Ahmed El Bain, responsable Qualité dans un parc aquacole à Oualidia, estime que la faible demande en produits aquacoles et les problèmes de commercialisation sont parmi les principaux obstacles au développement de cette activité dans cette région connue pour ses parcs ostréicoles.
Le changement des conditions physico-chimiques dans la lagune, l’élévation de la température des eaux et le taux de mortalité relativement élevé des naissains d’huîtres constituent aussi une source de préoccupation pour les éleveurs dans cette zone classée B, a précisé M. El Bain.
Il a dans ce sens jugé nécessaire de veiller à la préservation de ce complexe lagunaire à haute valeur écologique, contre la pollution et le changement climatique.
Concernant les naissains, notre interlocuteur a noté qu’ils proviennent exclusivement de l’exportation et précisément de la région d’Arcachon en France. Ce qui recèle une quasi-dépendance de cette filière vis-à-vis de l’étranger.
Originaire et en bon connaisseur de la région de Oualidia, M. El Bain a relevé aussi que cette activité a un fort impact social. Outre les éleveurs propriétaires et les employés des parcs aquacoles, plusieurs autres riverains en tirent profit à l’instar des petits vendeurs ambulants qui sillonnent la plage à la recherche de leur pain quotidien, a-t-il dit.
Malheureusement, a-t-il regretté, la crise sanitaire actuelle a compliqué la situation de cette filière, notamment en cette période censée booster nos chiffres d’affaires, notant à cet égard que pour faire face à cette conjoncture difficile, le parc aquacole dont il assure la gestion et qui produit essentiellement des huîtres et des moules s’est lancé sur les réseaux sociaux pour pallier à la chute de la demande et des arrivées touristiques.
D’autres obstacles entravent le développement du secteur notamment le financement sachant que l’aquaculture fait appel à des investissements importants aussi bien pour les besoins d’exploitation que pour les structures d’élevage, d’où le besoin de mettre en place d’avantages de mesures incitatives pour encourager l’investissement dans cette activité, jugée rentable par les professionnels.
Il s’agit aussi d’autres vulnérabilités liées surtout à la faible taille des entreprises aquacoles en raison du caractère artisanal ou familial des unités de production et du coût élevé des assurances qui visent à couvrir la mortalité du cheptel aquacole suite aux événements pathologiques et météorologiques et autres dommages causés aux installations et équipements.
Pour faire face à cette situation, la Cour des comptes avait mis l’accent, dans son rapport annuel de 2018, sur la nécessité d’accélérer l’adoption du code de l’aquaculture et d’instaurer des mesures fiscales et douanières incitatives pour faciliter l’accès aux intrants aquacoles.
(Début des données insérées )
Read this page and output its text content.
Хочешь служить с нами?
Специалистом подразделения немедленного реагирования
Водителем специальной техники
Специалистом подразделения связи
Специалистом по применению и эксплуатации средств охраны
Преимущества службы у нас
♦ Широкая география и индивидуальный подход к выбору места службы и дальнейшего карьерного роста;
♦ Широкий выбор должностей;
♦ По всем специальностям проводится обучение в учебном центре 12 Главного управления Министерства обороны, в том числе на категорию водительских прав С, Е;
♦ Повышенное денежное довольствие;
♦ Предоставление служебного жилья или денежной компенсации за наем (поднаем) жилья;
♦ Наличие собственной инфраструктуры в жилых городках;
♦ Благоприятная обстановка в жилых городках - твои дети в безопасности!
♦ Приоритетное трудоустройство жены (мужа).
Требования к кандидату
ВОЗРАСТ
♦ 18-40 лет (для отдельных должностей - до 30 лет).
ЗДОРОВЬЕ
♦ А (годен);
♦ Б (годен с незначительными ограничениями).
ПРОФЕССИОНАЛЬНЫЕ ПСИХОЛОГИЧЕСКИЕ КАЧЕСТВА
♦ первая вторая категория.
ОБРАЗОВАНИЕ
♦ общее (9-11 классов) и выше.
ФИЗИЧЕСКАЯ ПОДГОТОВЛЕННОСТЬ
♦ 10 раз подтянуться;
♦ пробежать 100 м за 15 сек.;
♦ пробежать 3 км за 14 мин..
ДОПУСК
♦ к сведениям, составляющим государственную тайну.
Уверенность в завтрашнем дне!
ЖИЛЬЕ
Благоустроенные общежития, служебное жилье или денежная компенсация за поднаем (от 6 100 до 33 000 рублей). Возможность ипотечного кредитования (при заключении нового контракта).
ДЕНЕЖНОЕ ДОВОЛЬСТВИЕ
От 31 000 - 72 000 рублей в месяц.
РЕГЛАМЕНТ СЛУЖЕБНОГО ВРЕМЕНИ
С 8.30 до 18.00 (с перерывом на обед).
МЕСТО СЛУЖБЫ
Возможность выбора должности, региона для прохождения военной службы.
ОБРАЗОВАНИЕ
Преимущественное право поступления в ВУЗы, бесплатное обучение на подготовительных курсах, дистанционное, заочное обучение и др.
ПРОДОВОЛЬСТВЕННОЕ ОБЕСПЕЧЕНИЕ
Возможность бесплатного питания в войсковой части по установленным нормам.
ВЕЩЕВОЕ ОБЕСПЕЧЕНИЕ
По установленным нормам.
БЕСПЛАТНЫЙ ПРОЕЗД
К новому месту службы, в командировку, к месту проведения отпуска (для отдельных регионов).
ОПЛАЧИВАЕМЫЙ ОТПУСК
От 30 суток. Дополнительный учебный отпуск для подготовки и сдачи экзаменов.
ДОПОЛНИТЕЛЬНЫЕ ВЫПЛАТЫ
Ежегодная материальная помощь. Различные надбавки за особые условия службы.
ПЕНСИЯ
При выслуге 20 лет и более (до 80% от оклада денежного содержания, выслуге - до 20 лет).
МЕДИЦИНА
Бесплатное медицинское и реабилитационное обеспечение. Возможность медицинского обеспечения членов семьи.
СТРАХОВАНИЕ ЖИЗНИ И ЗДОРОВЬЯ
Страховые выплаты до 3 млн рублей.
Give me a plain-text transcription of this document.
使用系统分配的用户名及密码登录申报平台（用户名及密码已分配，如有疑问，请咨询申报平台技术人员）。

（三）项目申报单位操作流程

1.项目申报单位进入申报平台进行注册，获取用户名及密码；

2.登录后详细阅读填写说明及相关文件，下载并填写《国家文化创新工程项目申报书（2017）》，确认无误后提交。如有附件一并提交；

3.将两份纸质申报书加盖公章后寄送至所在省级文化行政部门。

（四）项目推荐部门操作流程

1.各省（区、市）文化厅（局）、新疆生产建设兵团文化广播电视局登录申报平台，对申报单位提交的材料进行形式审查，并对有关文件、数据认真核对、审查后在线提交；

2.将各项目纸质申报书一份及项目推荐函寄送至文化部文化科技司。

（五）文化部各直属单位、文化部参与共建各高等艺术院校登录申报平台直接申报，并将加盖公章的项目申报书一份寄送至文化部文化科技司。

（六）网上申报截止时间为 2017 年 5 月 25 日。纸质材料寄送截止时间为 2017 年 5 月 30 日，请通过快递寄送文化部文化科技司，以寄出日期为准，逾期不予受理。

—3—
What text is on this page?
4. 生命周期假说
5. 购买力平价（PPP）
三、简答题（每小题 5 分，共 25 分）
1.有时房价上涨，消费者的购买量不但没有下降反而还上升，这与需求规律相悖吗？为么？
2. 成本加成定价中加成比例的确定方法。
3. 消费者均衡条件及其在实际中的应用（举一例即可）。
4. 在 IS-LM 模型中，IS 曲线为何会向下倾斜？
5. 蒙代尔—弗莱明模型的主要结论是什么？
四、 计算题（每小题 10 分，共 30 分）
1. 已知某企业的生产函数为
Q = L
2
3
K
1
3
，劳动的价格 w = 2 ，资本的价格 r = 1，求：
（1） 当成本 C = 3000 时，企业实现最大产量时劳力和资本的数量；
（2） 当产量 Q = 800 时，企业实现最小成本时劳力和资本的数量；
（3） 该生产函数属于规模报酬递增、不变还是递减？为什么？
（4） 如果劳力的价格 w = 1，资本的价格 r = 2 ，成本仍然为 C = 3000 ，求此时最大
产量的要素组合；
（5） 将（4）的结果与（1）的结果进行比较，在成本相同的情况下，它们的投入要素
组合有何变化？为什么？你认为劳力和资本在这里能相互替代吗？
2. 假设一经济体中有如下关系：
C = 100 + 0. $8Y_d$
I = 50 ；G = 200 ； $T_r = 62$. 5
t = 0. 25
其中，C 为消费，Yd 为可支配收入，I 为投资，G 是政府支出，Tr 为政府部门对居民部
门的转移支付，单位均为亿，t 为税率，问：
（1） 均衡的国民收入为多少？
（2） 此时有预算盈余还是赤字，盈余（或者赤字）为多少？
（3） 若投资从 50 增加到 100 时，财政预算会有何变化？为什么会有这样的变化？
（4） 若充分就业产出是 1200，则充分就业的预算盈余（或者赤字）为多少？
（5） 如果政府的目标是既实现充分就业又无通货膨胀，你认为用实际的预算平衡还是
Il s’agit aussi d’accompagner les investisseurs par un appui technique et financier, dans le but de rattraper le retard pris dans le développement de l’aquaculture pour réduire la pression sur les ressources halieutiques…
Parmi les mesures incitatives concrétisées figure la prorogation de la mesure relative à l’application du droit d’importation minimum de 2,5 % sur les aliments pour poissons pour une période supplémentaire de 6 ans à compter de janvier 2018, en attendant d’autres actions d’ordre foncier et fiscal. Le développement d’une aquaculture commerciale exige aussi de développer et d’investir dans la recherche scientifique et l’innovation tout en s’alignant sur les standards internationaux…
Jouissant d’une ferme volonté politique, le secteur de l’aquaculture constitue un levier important de développement socio-économique des territoires et de création de richesse et d’emploi qu’il s’agit d’activer afin de tirer parti des perspectives prometteuses qui se dessinent à l’horizon.